Jove
Visualize
Contact Us
JoVE
x logofacebook logolinkedin logoyoutube logo
ABOUT JoVE
OverviewLeadershipBlogJoVE Help Center
AUTHORS
Publishing ProcessEditorial BoardScope & PoliciesPeer ReviewFAQSubmit
LIBRARIANS
TestimonialsSubscriptionsAccessResourcesLibrary Advisory BoardFAQ
RESEARCH
JoVE JournalMethods CollectionsJoVE Encyclopedia of ExperimentsArchive
EDUCATION
JoVE CoreJoVE BusinessJoVE Science EducationJoVE Lab ManualFaculty Resource CenterFaculty Site
Terms & Conditions of Use
Privacy Policy
Policies

Related Experiment Videos

Fast modular network implementation for support vector machines.

Guang-Bin Huang1, K Z Mao, Chee-Kheong Siew

  • 1School of Electrical and Electronic Engineering, Nanyang Technological University, Singapore 639798, Singapore. gbhuang@ieee.org

IEEE Transactions on Neural Networks
|December 14, 2005
PubMed
Summary
This summary is machine-generated.

Related Concept Videos

You might also read

Related Articles

Articles linked to this work by shared authors, journal, and citation graph.

Sort by
Same author

Artificial Intelligence Diagnosis of Obstructive Sleep Apnea Using Overnight Pulse Oximetry: A Systematic Review and Bayesian Meta-Analysis.

Journal of medical Internet research·2026
Same author

Human-Structure-Aware Token Position Embedding for Tokenized Pose Estimation.

IEEE transactions on image processing : a publication of the IEEE Signal Processing Society·2026
Same author

Artificial Intelligence Diagnosis of Obstructive Sleep Apnoea using Overnight Pulse Oximetry: A Systematic Review and Bayesian Meta-Analysis.

Journal of medical Internet research·2026
Same author

GraphLooper: predicting chromatin loops based on hierarchical multi-view graph pooling method.

Briefings in bioinformatics·2026
Same author

LMSCDA: A Secondary Structure Enhanced Language Model for Predicting CircRNA and Disease Associations.

IEEE journal of biomedical and health informatics·2026
Same author

Multi-species integration, alignment and annotation of single-cell RNA-seq data with CAMEX.

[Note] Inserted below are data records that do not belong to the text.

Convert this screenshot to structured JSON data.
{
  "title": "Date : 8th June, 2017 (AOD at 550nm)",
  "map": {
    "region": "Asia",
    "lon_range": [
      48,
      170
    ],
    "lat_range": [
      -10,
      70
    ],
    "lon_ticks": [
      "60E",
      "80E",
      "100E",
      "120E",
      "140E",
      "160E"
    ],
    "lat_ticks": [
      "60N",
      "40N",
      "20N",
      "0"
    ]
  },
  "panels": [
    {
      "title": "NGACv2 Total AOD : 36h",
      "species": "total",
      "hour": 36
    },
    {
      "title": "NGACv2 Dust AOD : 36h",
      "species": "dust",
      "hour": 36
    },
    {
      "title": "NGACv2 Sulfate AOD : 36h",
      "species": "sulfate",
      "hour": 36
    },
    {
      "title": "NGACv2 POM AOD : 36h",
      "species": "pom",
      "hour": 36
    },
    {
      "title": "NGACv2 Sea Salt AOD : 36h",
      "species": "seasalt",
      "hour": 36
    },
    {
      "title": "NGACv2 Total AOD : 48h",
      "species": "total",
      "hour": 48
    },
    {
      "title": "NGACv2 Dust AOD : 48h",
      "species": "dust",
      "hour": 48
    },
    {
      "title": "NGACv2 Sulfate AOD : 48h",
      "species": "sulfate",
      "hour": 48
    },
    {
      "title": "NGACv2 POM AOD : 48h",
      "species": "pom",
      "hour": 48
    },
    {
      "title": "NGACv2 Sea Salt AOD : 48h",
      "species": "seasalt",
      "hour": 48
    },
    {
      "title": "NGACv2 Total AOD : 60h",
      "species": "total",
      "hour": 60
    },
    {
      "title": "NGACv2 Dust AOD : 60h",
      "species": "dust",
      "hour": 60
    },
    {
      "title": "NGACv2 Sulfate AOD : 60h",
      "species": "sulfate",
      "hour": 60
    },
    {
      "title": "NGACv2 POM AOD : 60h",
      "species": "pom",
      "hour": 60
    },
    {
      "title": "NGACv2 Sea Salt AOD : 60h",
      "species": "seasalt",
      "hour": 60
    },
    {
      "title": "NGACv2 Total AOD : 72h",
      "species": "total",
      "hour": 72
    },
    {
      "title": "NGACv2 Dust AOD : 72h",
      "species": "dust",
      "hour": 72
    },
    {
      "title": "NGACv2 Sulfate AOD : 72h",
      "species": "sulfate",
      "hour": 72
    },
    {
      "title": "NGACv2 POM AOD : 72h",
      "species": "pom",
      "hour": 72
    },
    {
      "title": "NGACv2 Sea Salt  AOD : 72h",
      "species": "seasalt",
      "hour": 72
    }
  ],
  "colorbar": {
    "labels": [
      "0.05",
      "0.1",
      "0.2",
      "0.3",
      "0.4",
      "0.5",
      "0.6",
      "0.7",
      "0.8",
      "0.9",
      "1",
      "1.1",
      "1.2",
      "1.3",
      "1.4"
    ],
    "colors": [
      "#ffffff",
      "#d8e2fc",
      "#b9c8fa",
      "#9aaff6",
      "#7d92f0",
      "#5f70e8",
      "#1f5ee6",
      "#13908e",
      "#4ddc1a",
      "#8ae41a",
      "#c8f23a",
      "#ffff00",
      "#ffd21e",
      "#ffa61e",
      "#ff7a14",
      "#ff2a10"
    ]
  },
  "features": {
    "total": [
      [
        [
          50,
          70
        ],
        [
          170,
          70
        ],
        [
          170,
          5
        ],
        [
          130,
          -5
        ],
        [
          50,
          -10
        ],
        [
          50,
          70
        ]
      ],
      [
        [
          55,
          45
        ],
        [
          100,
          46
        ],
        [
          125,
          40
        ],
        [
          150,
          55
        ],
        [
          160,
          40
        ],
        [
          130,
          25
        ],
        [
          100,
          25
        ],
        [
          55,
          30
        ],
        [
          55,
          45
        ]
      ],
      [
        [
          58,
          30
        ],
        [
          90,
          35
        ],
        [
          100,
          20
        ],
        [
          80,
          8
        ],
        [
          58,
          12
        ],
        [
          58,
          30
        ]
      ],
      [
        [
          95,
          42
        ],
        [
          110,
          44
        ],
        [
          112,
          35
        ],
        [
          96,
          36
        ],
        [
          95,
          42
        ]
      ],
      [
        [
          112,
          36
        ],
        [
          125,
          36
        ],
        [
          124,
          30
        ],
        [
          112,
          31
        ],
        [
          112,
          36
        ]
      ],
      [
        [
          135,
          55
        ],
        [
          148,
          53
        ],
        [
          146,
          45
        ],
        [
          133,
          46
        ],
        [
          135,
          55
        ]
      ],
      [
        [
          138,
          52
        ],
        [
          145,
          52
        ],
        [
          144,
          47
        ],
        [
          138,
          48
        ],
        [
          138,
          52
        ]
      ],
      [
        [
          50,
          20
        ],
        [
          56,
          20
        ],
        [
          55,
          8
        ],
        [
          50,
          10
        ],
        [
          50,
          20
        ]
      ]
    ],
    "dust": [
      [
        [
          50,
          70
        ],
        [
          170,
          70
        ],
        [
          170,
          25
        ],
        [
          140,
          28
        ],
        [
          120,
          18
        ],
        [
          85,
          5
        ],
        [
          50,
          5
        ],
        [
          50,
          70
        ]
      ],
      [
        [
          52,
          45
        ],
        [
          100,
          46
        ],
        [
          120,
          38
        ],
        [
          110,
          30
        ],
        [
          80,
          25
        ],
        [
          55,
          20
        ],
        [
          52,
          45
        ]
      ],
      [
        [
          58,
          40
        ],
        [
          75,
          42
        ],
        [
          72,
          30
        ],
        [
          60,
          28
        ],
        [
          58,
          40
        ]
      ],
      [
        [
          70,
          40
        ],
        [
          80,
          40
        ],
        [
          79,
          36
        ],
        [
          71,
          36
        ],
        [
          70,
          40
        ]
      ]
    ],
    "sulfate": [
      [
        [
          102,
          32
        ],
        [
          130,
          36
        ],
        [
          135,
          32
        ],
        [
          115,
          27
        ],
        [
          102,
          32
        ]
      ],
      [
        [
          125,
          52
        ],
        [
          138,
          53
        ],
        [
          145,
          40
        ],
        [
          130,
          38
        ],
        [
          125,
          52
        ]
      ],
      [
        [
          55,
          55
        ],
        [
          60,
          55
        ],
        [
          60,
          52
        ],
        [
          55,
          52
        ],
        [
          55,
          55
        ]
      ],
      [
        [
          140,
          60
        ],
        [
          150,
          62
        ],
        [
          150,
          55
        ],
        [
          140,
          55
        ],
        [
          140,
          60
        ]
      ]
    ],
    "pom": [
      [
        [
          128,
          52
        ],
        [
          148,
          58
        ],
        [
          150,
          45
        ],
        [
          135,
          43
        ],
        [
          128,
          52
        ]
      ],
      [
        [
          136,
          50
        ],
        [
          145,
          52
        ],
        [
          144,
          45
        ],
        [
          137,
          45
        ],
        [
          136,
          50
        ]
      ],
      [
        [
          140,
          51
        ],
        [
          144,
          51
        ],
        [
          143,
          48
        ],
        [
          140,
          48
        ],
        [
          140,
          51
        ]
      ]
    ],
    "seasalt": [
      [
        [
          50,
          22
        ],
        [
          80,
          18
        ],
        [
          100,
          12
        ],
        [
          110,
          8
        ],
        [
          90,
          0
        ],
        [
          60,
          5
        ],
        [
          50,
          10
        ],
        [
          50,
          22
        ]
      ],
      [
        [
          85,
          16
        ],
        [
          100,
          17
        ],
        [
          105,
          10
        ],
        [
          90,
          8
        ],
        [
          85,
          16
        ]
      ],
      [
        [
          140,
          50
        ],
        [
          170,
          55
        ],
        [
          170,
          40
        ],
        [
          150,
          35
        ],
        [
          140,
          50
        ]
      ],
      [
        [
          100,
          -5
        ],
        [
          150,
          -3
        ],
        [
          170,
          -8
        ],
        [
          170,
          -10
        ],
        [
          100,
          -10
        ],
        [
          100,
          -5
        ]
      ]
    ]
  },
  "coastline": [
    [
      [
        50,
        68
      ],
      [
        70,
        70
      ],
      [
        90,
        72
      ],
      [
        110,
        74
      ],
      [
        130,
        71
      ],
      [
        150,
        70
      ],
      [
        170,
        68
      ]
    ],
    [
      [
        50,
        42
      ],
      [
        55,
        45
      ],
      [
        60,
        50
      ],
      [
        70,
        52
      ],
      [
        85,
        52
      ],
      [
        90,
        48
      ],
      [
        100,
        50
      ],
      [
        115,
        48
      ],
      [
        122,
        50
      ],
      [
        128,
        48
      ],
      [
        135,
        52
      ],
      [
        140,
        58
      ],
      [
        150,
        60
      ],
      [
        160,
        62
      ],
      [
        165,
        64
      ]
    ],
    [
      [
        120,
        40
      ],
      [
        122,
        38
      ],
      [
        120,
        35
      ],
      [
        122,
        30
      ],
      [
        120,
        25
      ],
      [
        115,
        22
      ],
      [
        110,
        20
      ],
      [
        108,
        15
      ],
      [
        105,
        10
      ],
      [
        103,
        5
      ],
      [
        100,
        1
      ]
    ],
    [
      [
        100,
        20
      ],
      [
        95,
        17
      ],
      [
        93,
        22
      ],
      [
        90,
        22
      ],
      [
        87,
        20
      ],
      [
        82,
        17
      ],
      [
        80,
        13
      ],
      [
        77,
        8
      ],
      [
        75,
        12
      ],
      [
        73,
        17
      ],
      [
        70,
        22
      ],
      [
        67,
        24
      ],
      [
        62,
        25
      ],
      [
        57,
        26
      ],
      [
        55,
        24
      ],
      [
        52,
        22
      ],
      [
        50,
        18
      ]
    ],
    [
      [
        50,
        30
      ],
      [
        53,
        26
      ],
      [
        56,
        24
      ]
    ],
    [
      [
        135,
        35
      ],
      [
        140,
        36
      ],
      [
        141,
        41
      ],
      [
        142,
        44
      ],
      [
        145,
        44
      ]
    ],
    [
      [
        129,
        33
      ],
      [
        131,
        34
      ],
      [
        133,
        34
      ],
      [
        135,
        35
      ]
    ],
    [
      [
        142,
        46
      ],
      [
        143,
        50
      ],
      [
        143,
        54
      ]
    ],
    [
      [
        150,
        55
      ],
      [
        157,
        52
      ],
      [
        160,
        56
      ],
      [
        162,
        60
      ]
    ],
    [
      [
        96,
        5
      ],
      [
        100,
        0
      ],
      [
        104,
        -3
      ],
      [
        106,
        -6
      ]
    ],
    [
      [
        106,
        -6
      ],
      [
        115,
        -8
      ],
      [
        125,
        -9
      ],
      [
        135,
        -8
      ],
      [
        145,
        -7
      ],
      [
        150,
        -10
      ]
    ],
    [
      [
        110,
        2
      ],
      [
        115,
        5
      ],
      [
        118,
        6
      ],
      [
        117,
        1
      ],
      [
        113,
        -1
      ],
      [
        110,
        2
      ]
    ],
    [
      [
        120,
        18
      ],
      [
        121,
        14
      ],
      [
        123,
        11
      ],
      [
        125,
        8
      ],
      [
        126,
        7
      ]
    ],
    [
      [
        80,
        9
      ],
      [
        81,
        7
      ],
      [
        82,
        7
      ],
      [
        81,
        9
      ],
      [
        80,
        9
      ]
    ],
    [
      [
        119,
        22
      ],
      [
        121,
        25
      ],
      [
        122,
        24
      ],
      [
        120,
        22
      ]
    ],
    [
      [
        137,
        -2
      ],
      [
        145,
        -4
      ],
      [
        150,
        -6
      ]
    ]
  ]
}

Nature communications·2026

This study introduces a novel modular network architecture using multiple Support Vector Machines (SVMs) to efficiently handle large, complex datasets. This approach significantly speeds up training time for SVM algorithms without compromising performance.

Area of Science:

  • Machine Learning
  • Artificial Intelligence
  • Computational Science

Background:

  • Support Vector Machines (SVMs) are widely applied but struggle with large, complex datasets due to computationally intensive training.
  • Training SVMs involves algorithms with at least quadratic complexity relative to the number of training examples, limiting scalability.

Purpose of the Study:

  • To propose a new, efficient network architecture for Support Vector Machines (SVMs) to overcome computational challenges in large-scale problems.
  • To reduce the learning time of SVM algorithms while maintaining generalization performance.

Main Methods:

  • Developed a modular network architecture comprising multiple SVMs, each trained on distinct subregions of the data space.
  • Integrated simple neural quantizer modules to manage SVM outputs, ensuring only a single local SVM is active at any time.

Related Experiment Videos

  • Implemented a region-computing based approach for modular networks.
  • Main Results:

    • The proposed modular network architecture significantly reduces the computational time required for training SVMs on large datasets.
    • Experimental results on benchmark problems demonstrate substantial speed improvements compared to single SVMs.
    • Generalization performance was largely maintained, showing minimal sacrifice despite the efficiency gains.

    Conclusions:

    • The region-computing based modular network method offers an efficient alternative for applying SVMs to large and complex problems.
    • This approach effectively addresses the scalability limitations of traditional SVM training algorithms.
    • The method provides a practical solution for faster machine learning model development without significant performance trade-offs.